Answer:
I can rearrange the words and add a couple of them to this statement and say that scientific research cannot be 100% accurate, so why bother to do it at all?
Management is a social science, therefore, most of the research carried out will not follow the scientific method since the number of variables are virtually infinite, e.g. there are trillions of variables in an economy like personal tastes and preferences of each individual, different income levels, how taxes affect each individual, individual savings habits, how marketing affects each individual, etc.
Some microeconomics research follows the scientific method but under very specific and controlled circumstances.

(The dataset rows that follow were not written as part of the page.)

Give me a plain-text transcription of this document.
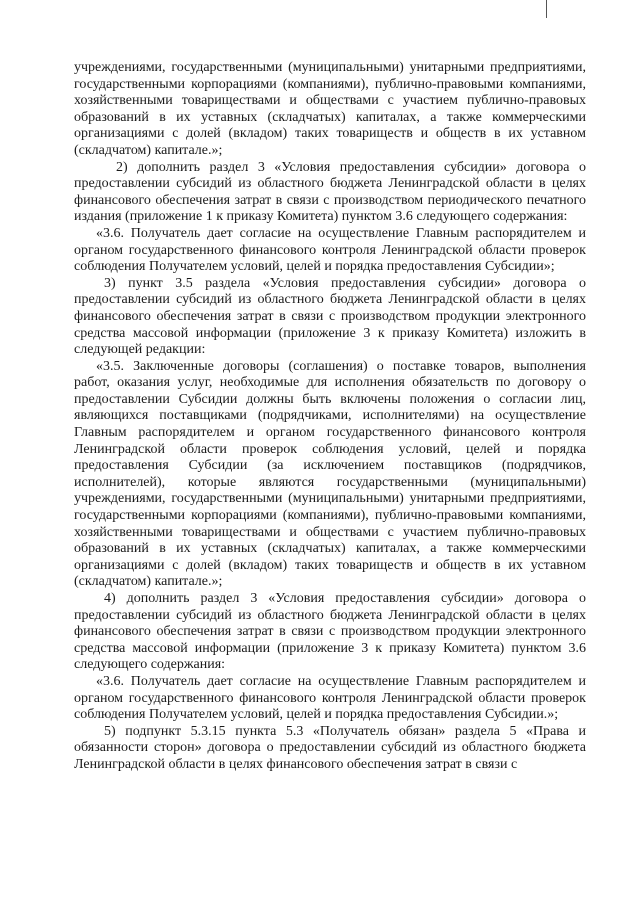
учреждениями, государственными (муниципальными) унитарными предприятиями, государственными корпорациями (компаниями), публично-правовыми компаниями, хозяйственными товариществами и обществами с участием публично-правовых образований в их уставных (складчатых) капиталах, а также коммерческими организациями с долей (вкладом) таких товариществ и обществ в их уставном (складчатом) капитале.»;

2) дополнить раздел 3 «Условия предоставления субсидии» договора о предоставлении субсидий из областного бюджета Ленинградской области в целях финансового обеспечения затрат в связи с производством периодического печатного издания (приложение 1 к приказу Комитета) пунктом 3.6 следующего содержания:

«3.6. Получатель дает согласие на осуществление Главным распорядителем и органом государственного финансового контроля Ленинградской области проверок соблюдения Получателем условий, целей и порядка предоставления Субсидии»;

3) пункт 3.5 раздела «Условия предоставления субсидии» договора о предоставлении субсидий из областного бюджета Ленинградской области в целях финансового обеспечения затрат в связи с производством продукции электронного средства массовой информации (приложение 3 к приказу Комитета) изложить в следующей редакции:

«3.5. Заключенные договоры (соглашения) о поставке товаров, выполнения работ, оказания услуг, необходимые для исполнения обязательств по договору о предоставлении Субсидии должны быть включены положения о согласии лиц, являющихся поставщиками (подрядчиками, исполнителями) на осуществление Главным распорядителем и органом государственного финансового контроля Ленинградской области проверок соблюдения условий, целей и порядка предоставления Субсидии (за исключением поставщиков (подрядчиков, исполнителей), которые являются государственными (муниципальными) учреждениями, государственными (муниципальными) унитарными предприятиями, государственными корпорациями (компаниями), публично-правовыми компаниями, хозяйственными товариществами и обществами с участием публично-правовых образований в их уставных (складчатых) капиталах, а также коммерческими организациями с долей (вкладом) таких товариществ и обществ в их уставном (складчатом) капитале.»;

4) дополнить раздел 3 «Условия предоставления субсидии» договора о предоставлении субсидий из областного бюджета Ленинградской области в целях финансового обеспечения затрат в связи с производством продукции электронного средства массовой информации (приложение 3 к приказу Комитета) пунктом 3.6 следующего содержания:

«3.6. Получатель дает согласие на осуществление Главным распорядителем и органом государственного финансового контроля Ленинградской области проверок соблюдения Получателем условий, целей и порядка предоставления Субсидии.»;

5) подпункт 5.3.15 пункта 5.3 «Получатель обязан» раздела 5 «Права и обязанности сторон» договора о предоставлении субсидий из областного бюджета Ленинградской области в целях финансового обеспечения затрат в связи с
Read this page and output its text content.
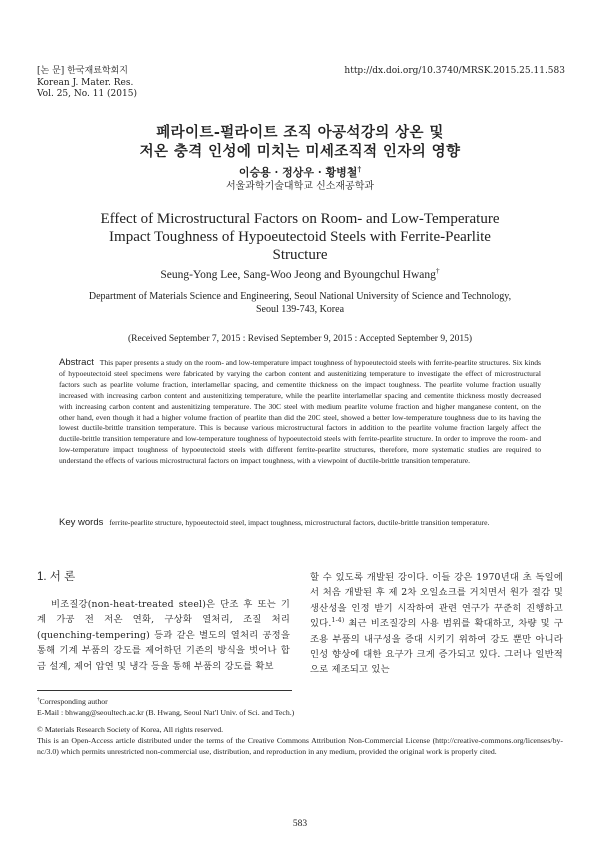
[논 문] 한국재료학회지
Korean J. Mater. Res.
Vol. 25, No. 11 (2015)
http://dx.doi.org/10.3740/MRSK.2015.25.11.583
페라이트-펄라이트 조직 아공석강의 상온 및
저온 충격 인성에 미치는 미세조직적 인자의 영향
이승용 · 정상우 · 황병철†
서울과학기술대학교 신소재공학과
Effect of Microstructural Factors on Room- and Low-Temperature
Impact Toughness of Hypoeutectoid Steels with Ferrite-Pearlite
Structure
Seung-Yong Lee, Sang-Woo Jeong and Byoungchul Hwang†
Department of Materials Science and Engineering, Seoul National University of Science and Technology,
Seoul 139-743, Korea
(Received September 7, 2015 : Revised September 9, 2015 : Accepted September 9, 2015)
Abstract This paper presents a study on the room- and low-temperature impact toughness of hypoeutectoid steels with ferrite-pearlite structures. Six kinds of hypoeutectoid steel specimens were fabricated by varying the carbon content and austenitizing temperature to investigate the effect of microstructural factors such as pearlite volume fraction, interlamellar spacing, and cementite thickness on the impact toughness. The pearlite volume fraction usually increased with increasing carbon content and austenitizing temperature, while the pearlite interlamellar spacing and cementite thickness mostly decreased with increasing carbon content and austenitizing temperature. The 30C steel with medium pearlite volume fraction and higher manganese content, on the other hand, even though it had a higher volume fraction of pearlite than did the 20C steel, showed a better low-temperature toughness due to its having the lowest ductile-brittle transition temperature. This is because various microstructural factors in addition to the pearlite volume fraction largely affect the ductile-brittle transition temperature and low-temperature toughness of hypoeutectoid steels with ferrite-pearlite structure. In order to improve the room- and low-temperature impact toughness of hypoeutectoid steels with different ferrite-pearlite structures, therefore, more systematic studies are required to understand the effects of various microstructural factors on impact toughness, with a viewpoint of ductile-brittle transition temperature.
Key words ferrite-pearlite structure, hypoeutectoid steel, impact toughness, microstructural factors, ductile-brittle transition temperature.
1. 서 론
비조질강(non-heat-treated steel)은 단조 후 또는 기계 가공 전 저온 연화, 구상화 열처리, 조질 처리(quenching-tempering) 등과 같은 별도의 열처리 공정을 통해 기계 부품의 강도를 제어하던 기존의 방식을 벗어나 합금 설계, 제어 압연 및 냉각 등을 통해 부품의 강도를 확보
할 수 있도록 개발된 강이다. 이들 강은 1970년대 초 독일에서 처음 개발된 후 제 2차 오일쇼크를 거치면서 원가 절감 및 생산성을 인정 받기 시작하여 관련 연구가 꾸준히 진행하고 있다.$^{1-4)}$ 최근 비조질강의 사용 범위를 확대하고, 차량 및 구조용 부품의 내구성을 증대 시키기 위하여 강도 뿐만 아니라 인성 향상에 대한 요구가 크게 증가되고 있다. 그러나 일반적으로 제조되고 있는
†Corresponding author
E-Mail : bhwang@seoultech.ac.kr (B. Hwang, Seoul Nat'l Univ. of Sci. and Tech.)
© Materials Research Society of Korea, All rights reserved.
This is an Open-Access article distributed under the terms of the Creative Commons Attribution Non-Commercial License (http://creative-commons.org/licenses/by-nc/3.0) which permits unrestricted non-commercial use, distribution, and reproduction in any medium, provided the original work is properly cited.
583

Research is an important tool for planning, and planning is one of the basic functions of management. Research can help a manger to predict future events, usually based on existing data and including new factors that can alter consumers' habits and decisions, e.g. research that tries to determine the future demand of hybrid (or electric or any other type of alternative fuel) vehicles based on historical demand of vehicles plus how will consumers' habits and preferences change in the future regarding green technologies.

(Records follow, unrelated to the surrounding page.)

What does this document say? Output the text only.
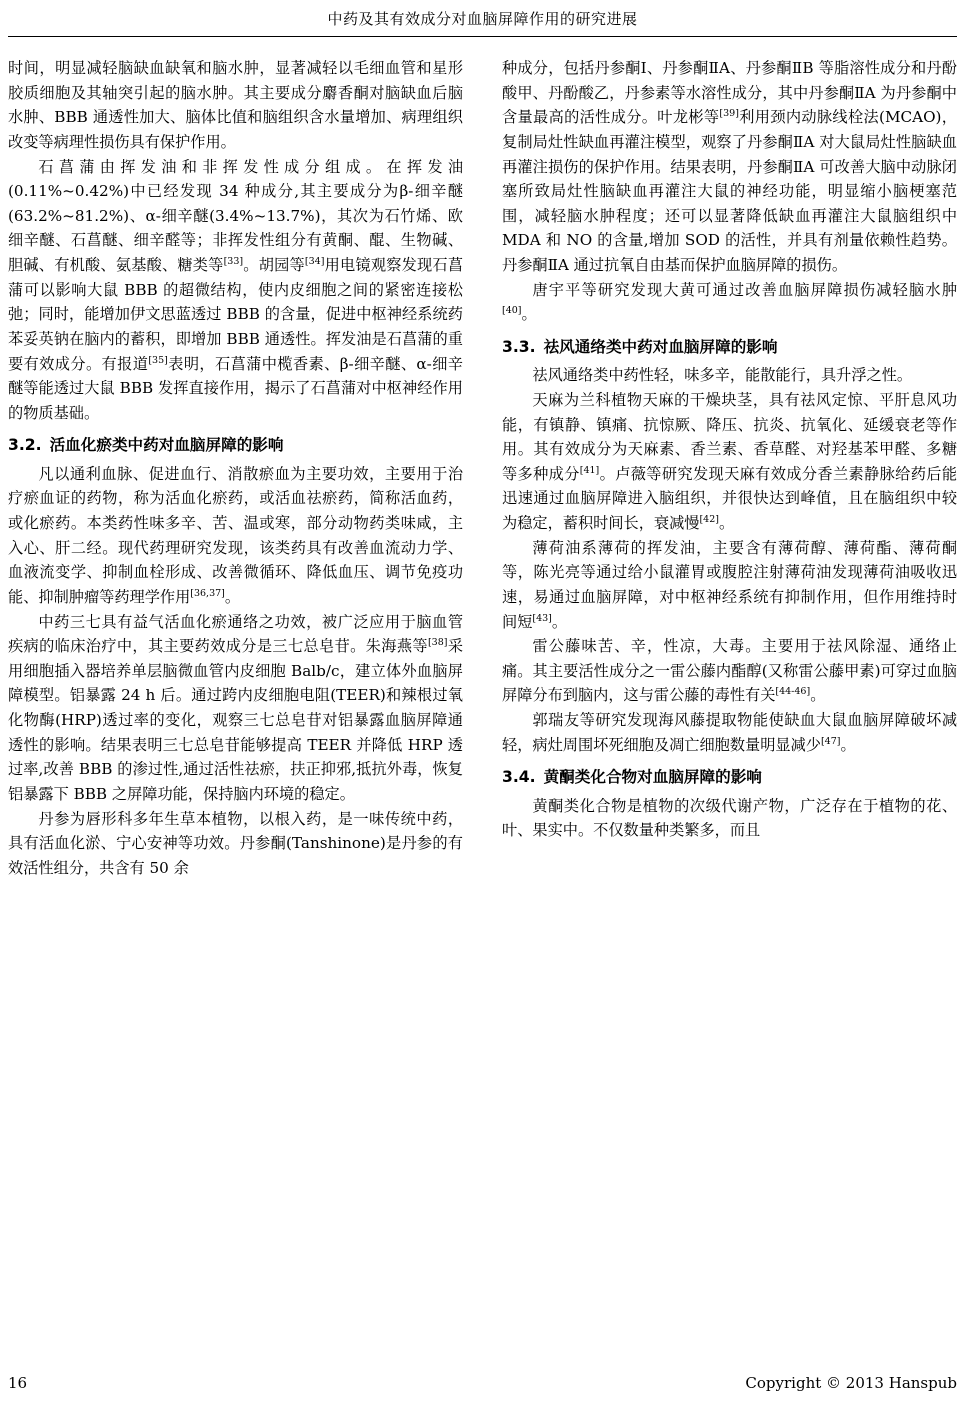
中药及其有效成分对血脑屏障作用的研究进展

时间，明显减轻脑缺血缺氧和脑水肿，显著减轻以毛细血管和星形胶质细胞及其轴突引起的脑水肿。其主要成分麝香酮对脑缺血后脑水肿、BBB 通透性加大、脑体比值和脑组织含水量增加、病理组织改变等病理性损伤具有保护作用。

石菖蒲由挥发油和非挥发性成分组成。在挥发油(0.11%~0.42%)中已经发现 34 种成分,其主要成分为β-细辛醚(63.2%~81.2%)、α-细辛醚(3.4%~13.7%)，其次为石竹烯、欧细辛醚、石菖醚、细辛醛等；非挥发性组分有黄酮、醌、生物碱、胆碱、有机酸、氨基酸、糖类等[33]。胡园等[34]用电镜观察发现石菖蒲可以影响大鼠 BBB 的超微结构，使内皮细胞之间的紧密连接松弛；同时，能增加伊文思蓝透过 BBB 的含量，促进中枢神经系统药苯妥英钠在脑内的蓄积，即增加 BBB 通透性。挥发油是石菖蒲的重要有效成分。有报道[35]表明，石菖蒲中榄香素、β-细辛醚、α-细辛醚等能透过大鼠 BBB 发挥直接作用，揭示了石菖蒲对中枢神经作用的物质基础。

3.2. 活血化瘀类中药对血脑屏障的影响

凡以通利血脉、促进血行、消散瘀血为主要功效，主要用于治疗瘀血证的药物，称为活血化瘀药，或活血祛瘀药，简称活血药，或化瘀药。本类药性味多辛、苦、温或寒，部分动物药类味咸，主入心、肝二经。现代药理研究发现，该类药具有改善血流动力学、血液流变学、抑制血栓形成、改善微循环、降低血压、调节免疫功能、抑制肿瘤等药理学作用[36,37]。

中药三七具有益气活血化瘀通络之功效，被广泛应用于脑血管疾病的临床治疗中，其主要药效成分是三七总皂苷。朱海燕等[38]采用细胞插入器培养单层脑微血管内皮细胞 Balb/c，建立体外血脑屏障模型。铝暴露 24 h 后。通过跨内皮细胞电阻(TEER)和辣根过氧化物酶(HRP)透过率的变化，观察三七总皂苷对铝暴露血脑屏障通透性的影响。结果表明三七总皂苷能够提高 TEER 并降低 HRP 透过率,改善 BBB 的渗过性,通过活性祛瘀，扶正抑邪,抵抗外毒，恢复铝暴露下 BBB 之屏障功能，保持脑内环境的稳定。

丹参为唇形科多年生草本植物，以根入药，是一味传统中药，具有活血化淤、宁心安神等功效。丹参酮(Tanshinone)是丹参的有效活性组分，共含有 50 余

种成分，包括丹参酮Ⅰ、丹参酮ⅡA、丹参酮ⅡB 等脂溶性成分和丹酚酸甲、丹酚酸乙，丹参素等水溶性成分，其中丹参酮ⅡA 为丹参酮中含量最高的活性成分。叶龙彬等[39]利用颈内动脉线栓法(MCAO)，复制局灶性缺血再灌注模型，观察了丹参酮ⅡA 对大鼠局灶性脑缺血再灌注损伤的保护作用。结果表明，丹参酮ⅡA 可改善大脑中动脉闭塞所致局灶性脑缺血再灌注大鼠的神经功能，明显缩小脑梗塞范围，减轻脑水肿程度；还可以显著降低缺血再灌注大鼠脑组织中 MDA 和 NO 的含量,增加 SOD 的活性，并具有剂量依赖性趋势。丹参酮ⅡA 通过抗氧自由基而保护血脑屏障的损伤。

唐宇平等研究发现大黄可通过改善血脑屏障损伤减轻脑水肿[40]。

3.3. 祛风通络类中药对血脑屏障的影响

祛风通络类中药性轻，味多辛，能散能行，具升浮之性。

天麻为兰科植物天麻的干燥块茎，具有祛风定惊、平肝息风功能，有镇静、镇痛、抗惊厥、降压、抗炎、抗氧化、延缓衰老等作用。其有效成分为天麻素、香兰素、香草醛、对羟基苯甲醛、多糖等多种成分[41]。卢薇等研究发现天麻有效成分香兰素静脉给药后能迅速通过血脑屏障进入脑组织，并很快达到峰值，且在脑组织中较为稳定，蓄积时间长，衰减慢[42]。

薄荷油系薄荷的挥发油，主要含有薄荷醇、薄荷酯、薄荷酮等，陈光亮等通过给小鼠灌胃或腹腔注射薄荷油发现薄荷油吸收迅速，易通过血脑屏障，对中枢神经系统有抑制作用，但作用维持时间短[43]。

雷公藤味苦、辛，性凉，大毒。主要用于祛风除湿、通络止痛。其主要活性成分之一雷公藤内酯醇(又称雷公藤甲素)可穿过血脑屏障分布到脑内，这与雷公藤的毒性有关[44-46]。

郭瑞友等研究发现海风藤提取物能使缺血大鼠血脑屏障破坏减轻，病灶周围坏死细胞及凋亡细胞数量明显减少[47]。

3.4. 黄酮类化合物对血脑屏障的影响

黄酮类化合物是植物的次级代谢产物，广泛存在于植物的花、叶、果实中。不仅数量种类繁多，而且

16	Copyright © 2013 Hanspub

Since we are dealing with humans, and humans are extremely unpredictable, research can serve management as a guide, but it doesn't represent an exact figure.
This is the same reason why no two analysts value stocks or companies in the same way, since subjective factors always exist, e.g. will large numbers of consumers accept electric cars, or will they prefer only hybrids, or would they accept other technologies like hydrogen instead. The previous Honda Civic which ran on compressed natural gas used to be the greenest car, but very few people accepted it. The Honda clarity runs on hydrogen, but still only Californians seem to like it. But Tesla is now the most valuable car company even though it barely sells any cars at all. According to market research, everyone will start buying Teslas in the near future and no one will buy any other brand (Tesla is worth more than virtually all other car companies combined), but is that research accurate? Only time will tell.